15.1 Each party shall comply with its obligations under the UK General Data Protection Regulation (UK GDPR) and the Data Protection Act 2018.
15.2 The Seller’s Privacy Policy (available at https://thermaright.co.uk) sets out how personal data is processed.
16.1 Assignment: The Buyer may not assign, transfer, or subcontract any of its rights or obligations under the Contract without the Seller’s prior written consent.
16.2 Waiver: No failure or delay by the Seller in exercising any right shall constitute a waiver of that right.
16.3 Severance: If any provision of these Terms is held to be invalid or unenforceable, the remaining provisions shall remain in full force and effect.
16.4 Entire Agreement: These Terms and the Order Confirmation constitute the entire agreement between the parties and supersede all prior discussions, agreements, and understandings.
16.5 Variation: No variation of these Terms shall be effective unless made in writing and signed by both parties.
16.6 Third Party Rights: No person other than the Buyer and the Seller shall have any rights under the Contracts (Rights of Third Parties) Act 1999 to enforce any term of the Contract.
16.7 Notices: All notices must be in writing and delivered by hand, email, or pre-paid first-class post to the party’s registered address.
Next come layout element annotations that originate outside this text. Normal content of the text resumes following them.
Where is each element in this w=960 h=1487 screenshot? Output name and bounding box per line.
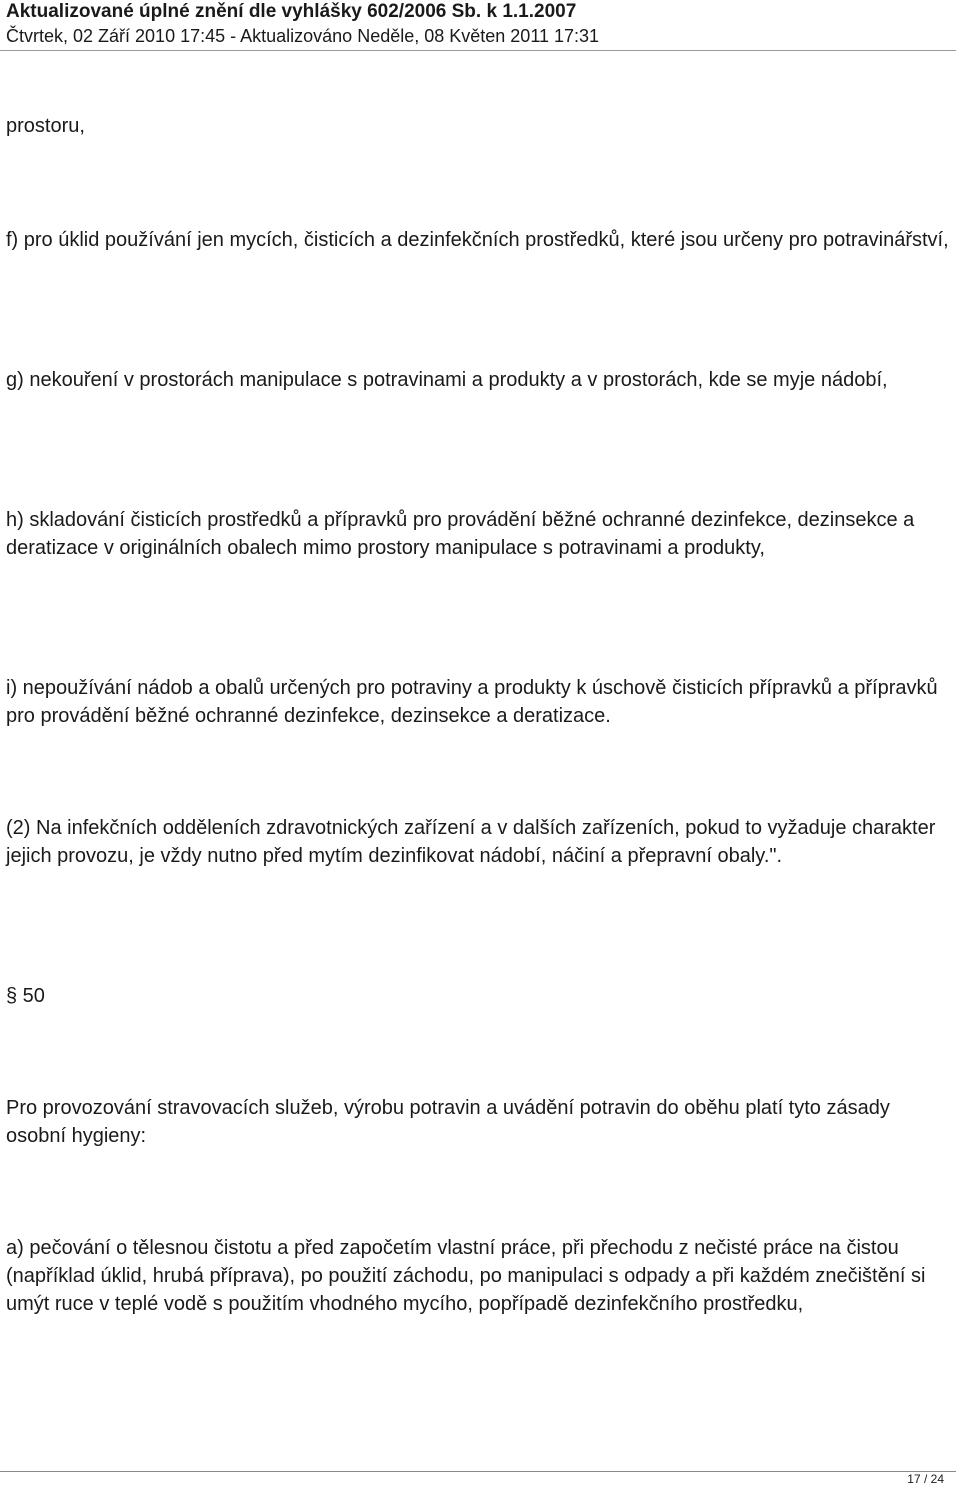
paragraph-item-f: f) pro úklid používání jen mycích, čisticích a dezinfekčních prostředků, které jsou určeny pro potravinářství, xyxy=(6,229,949,251)
paragraph-hygiene-intro: Pro provozování stravovacích služeb, výrobu potravin a uvádění potravin do oběhu platí tyto zásady osobní hygieny: xyxy=(6,1097,890,1147)
page-number: 17 / 24 xyxy=(907,1472,944,1486)
paragraph-item-i: i) nepoužívání nádob a obalů určených pro potraviny a produkty k úschově čisticích přípravků a přípravků pro provádění běžné ochranné dezinfekce, dezinsekce a deratizace. xyxy=(6,677,938,727)
document-dates: Čtvrtek, 02 Září 2010 17:45 - Aktualizováno Neděle, 08 Květen 2011 17:31 xyxy=(6,26,600,46)
paragraph-item-a: a) pečování o tělesnou čistotu a před započetím vlastní práce, při přechodu z nečisté práce na čistou (například úklid, hrubá příprava), po použití záchodu, po manipulaci s odpady a při každém znečištění si umýt ruce v teplé vodě s použitím vhodného mycího, popřípadě dezinfekčního prostředku, xyxy=(6,1237,926,1315)
header-divider xyxy=(0,50,956,51)
section-heading-50: § 50 xyxy=(6,985,45,1007)
paragraph-item-h: h) skladování čisticích prostředků a přípravků pro provádění běžné ochranné dezinfekce, dezinsekce a deratizace v originálních obalech mimo prostory manipulace s potravinami a produkty, xyxy=(6,509,915,559)
paragraph-prostoru: prostoru, xyxy=(6,115,85,137)
paragraph-section-2: (2) Na infekčních odděleních zdravotnických zařízení a v dalších zařízeních, pokud to vyžaduje charakter jejich provozu, je vždy nutno před mytím dezinfikovat nádobí, náčiní a přepravní obaly.". xyxy=(6,817,936,867)
footer-divider xyxy=(0,1471,956,1472)
page-header xyxy=(6,0,956,48)
document-title: Aktualizované úplné znění dle vyhlášky 602/2006 Sb. k 1.1.2007 xyxy=(6,1,577,22)
paragraph-item-g: g) nekouření v prostorách manipulace s potravinami a produkty a v prostorách, kde se myje nádobí, xyxy=(6,369,888,391)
Notices shall be deemed received: (a) if delivered by hand, at the time of delivery; (b) if sent by email, at the time of transmission; (c) if sent by post, 48 hours after posting.
17.1 These Terms and the Contract shall be governed by and construed in accordance with the laws of England and Wales.
17.2 The parties irrevocably submit to the exclusive jurisdiction of the courts of England and Wales.
Company Details:
Thermaright Website: https://thermaright.co.uk Email: [email protected] Telephone: 0800 368 8464
ACKNOWLEDGEMENT
By purchasing Equipment from Thermaright, the Buyer acknowledges that it has read, understood, and agrees to be bound by these Standard Terms and Conditions for the Sale of Equipment.